Sonunda seni var kılmak karşımda, aslında kendi varlığımın bir dışlaşması olarak kendimi var kılışım olacak senin üzerinden. Bu var oluşun zorunlu doğası! Nasıl ki her var, var ettikçe varlığı ile varlığından olarak, var ettiği yeni var üzerinde hem varlığıyla dışlaşmakta olarak varlık vererek varlık bulmakta hem de yeni var ile karşıt ilişkide olarak karşıtların zorunlu olarak birbirini var kılışının zorunluluğu sebebiyle birbirine varlık vererek varlık bulmakta ise; ben senin ile sen de benim ile bu yasa üzeri varlık bulacağız.

Bil ki, varlık bulduğumuz hakikat aynı hakikat ve gerçekleri olduğu için, aynı hakikat üzeri varlık bulan biz, öz zemininde özdeş olan “Bir” varlığız sonuçta. Başka bir deyişle, sen bensin, ben de senim aslında. Eş deyişle de öz zemininde özdeş olmak, kendilikte birliği bulmaktır. Ben sana hitap ederken sıfat ve karakter belirimlerinde ne kadar farklı dursak da özde kendimi muhatap almaktayım. Kendi kendini var kılmak da böylesi gerçekleşen ikili gerçeklilikte aslında bundan ibaret.

“Ben” dediğim için nefsimden yana benliğe düşerek kendime varlık verdiğimi zannetme. Ben hakikati söylemekteyim “Ben” demekle. Ben seni var kılışımla sendeki ben olmaklığım üzeri Ben’im; sendeki ben olmaklığım üzerinden ben olmaktayım. Bu hadise aynı şekilde senin için de geçerli olmaklığı ile zorunlu bir paradoks olarak çıkmaz sokak!
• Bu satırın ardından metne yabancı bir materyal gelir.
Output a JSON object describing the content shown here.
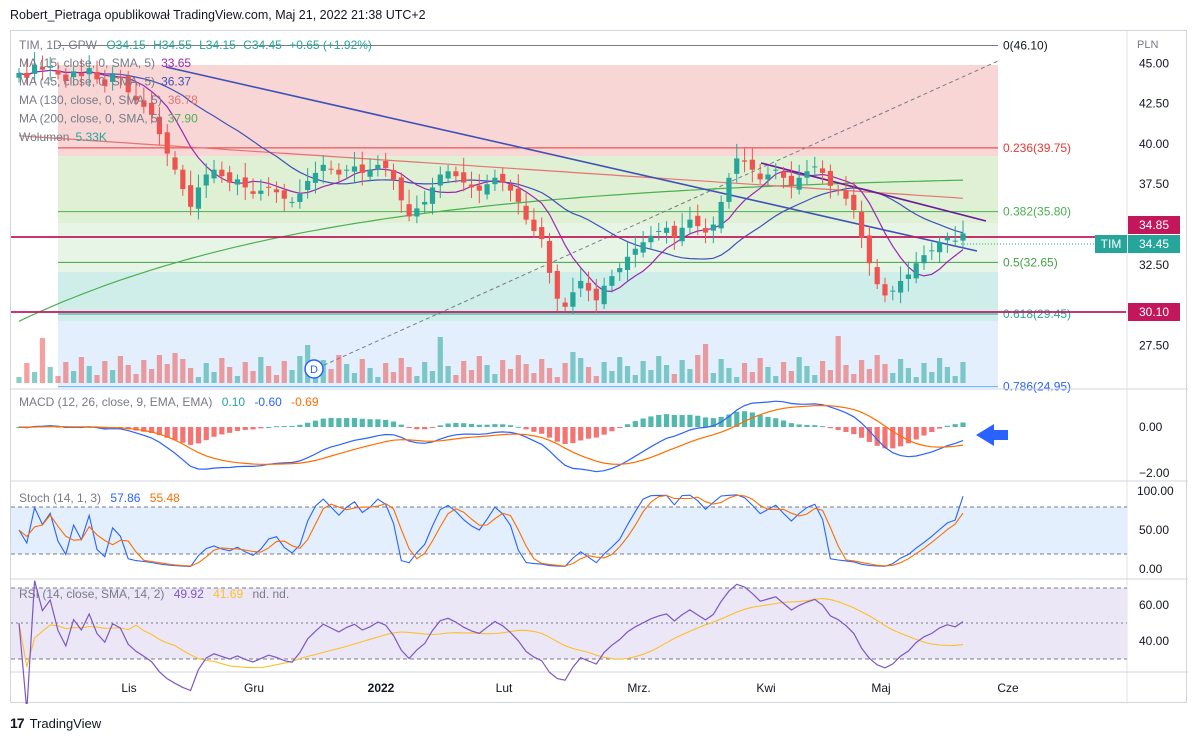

Kabul etsen de, etmesen de!

Suretin suretime benzedi hayalimde şimdiden. Hala peşin bir söylev! Lakin sen karar ver, ders oluşunda anlatacağım hakikat ve gerçeklerinden sonra; senin ben, benim ise sen olduğun hakkında. Kararın ne olursa olsun, bil ki benim için fark etmez. Çünkü ben hep sen olacağım sende varlık buluşumla biz olarak, istesen de istemesen de.